It feels like so long ago since I graduated from university to make games.
My first memory of the beginning is a much simpler time; when the world
began its mission to support the environment instead of destroying it day after day. As the rain begins to fall here in the New Rhacotian Plain, I can remember when I realised that my talents were better spent elsewhere. It was 2010 as the Global Recession still infiltrated every corner of society, impacting the interests of both top executives and graduate like myself.
Thousands were jobless, hundreds were destitute and decades-old businesses
were hanging on to what precious money they had to stay afloat. The funding of a mere fifty billion pounds to undo the growing crisis was laughable by most of us, but when people aren’t allowed to make policy to governments, what can you do?
Even back then we knew the Polar Ice Caps were melting faster than we
could compensate and, yet, so many still could not accept we were heading towards disaster. New opportunities arose as countries turned inwards, scrambling to find the most efficient technologies they had to remove a dependency on fossil fuels. I was trying to secure a patent for a new solar system at the time, when I thought a new conglomerate like Enki might be an excellent way to help expand humanitarian support into multiple areas with the ideas I had. Establishing it in the Portsmouth Centre for Enterprise with one of my old teachers, Simon Brookes, it wasn’t so much a company as it was a coalition to bring people with experience from around the world together, in building projects that would benefit the Cradle of Life. The first prototype for the solar system was developed later that year; a generator meant to power a small settlement, using less material than one solar panel under mass-production for the DESERTEC Initiative. But the problem wasn’t just power. Sooner or later, food was going to be a huge issue in more developed regions of the globe and was already at breaking point in what was a massive, dusty place. What we needed was something that would get the world’s attention, to restore the pristine beauty to the 150 square miles of now-lush farm and woodland.

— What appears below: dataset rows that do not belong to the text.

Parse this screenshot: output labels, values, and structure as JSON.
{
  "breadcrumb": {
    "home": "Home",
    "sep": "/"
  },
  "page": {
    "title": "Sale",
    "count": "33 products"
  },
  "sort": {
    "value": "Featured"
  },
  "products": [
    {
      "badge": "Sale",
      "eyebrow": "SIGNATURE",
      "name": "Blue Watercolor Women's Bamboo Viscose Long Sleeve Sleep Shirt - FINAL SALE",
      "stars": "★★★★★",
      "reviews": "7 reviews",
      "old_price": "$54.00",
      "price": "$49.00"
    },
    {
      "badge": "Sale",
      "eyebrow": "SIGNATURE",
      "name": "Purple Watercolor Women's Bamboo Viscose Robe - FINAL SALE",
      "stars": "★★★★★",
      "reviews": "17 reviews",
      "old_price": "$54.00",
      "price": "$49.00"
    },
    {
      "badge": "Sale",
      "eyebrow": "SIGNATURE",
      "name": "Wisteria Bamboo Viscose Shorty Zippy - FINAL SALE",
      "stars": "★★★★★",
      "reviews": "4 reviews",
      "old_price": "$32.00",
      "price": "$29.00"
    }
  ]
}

My second memory was in 2011 when New Rhacotis was formed: an ever
expanding project and “great experiment” where Africa would be reclaimed from the desert. We had to choose an area where nothing but sand and minimal grazing land was located, but had nearby villages provided by humanitarian aid. The goal was to create a place using specific technologies from the UK and Europe, the USA, Russia and China, working co-operatively to transform this inhospitable place into a small paradise. Then we could build on what we had learnt and replicate it in other impoverished regions around the world. It was huge undertaking and something not to be performed, unless everybody involved wanted to improve the situation of inhabitants in the region. The solar system I had developed at the university were only one of a number of contributors to the project alongside Helix Wind Turbines, Bloom Box Fuel Cells, Thermoelectric Conduits, OLEDs, Smart Fabrics, Vertical Farming, Nanomaterials and Bio-Enhanced Robotics. In the end, however, the benefits would far outweigh the risks if we succeeded...
Nobody would have ever believed that ordinary people would be helping to
save the world where politicians had failed, where those shunned by Oil and Natural Gas companies who thrived on disinformation were left behind because they refused to act responsibly when their support was an obligation. But we did. I suppose that’s why my old friend called me following his tenure with Alchemy; an enclave of citizens like us who put the world before their own self-interests to help those in crisis. People need hope, they need safety, and they need the right to live securely in the knowledge their children can go to bed at night properly clothed and fit with a full stomach. Not just today, but every day.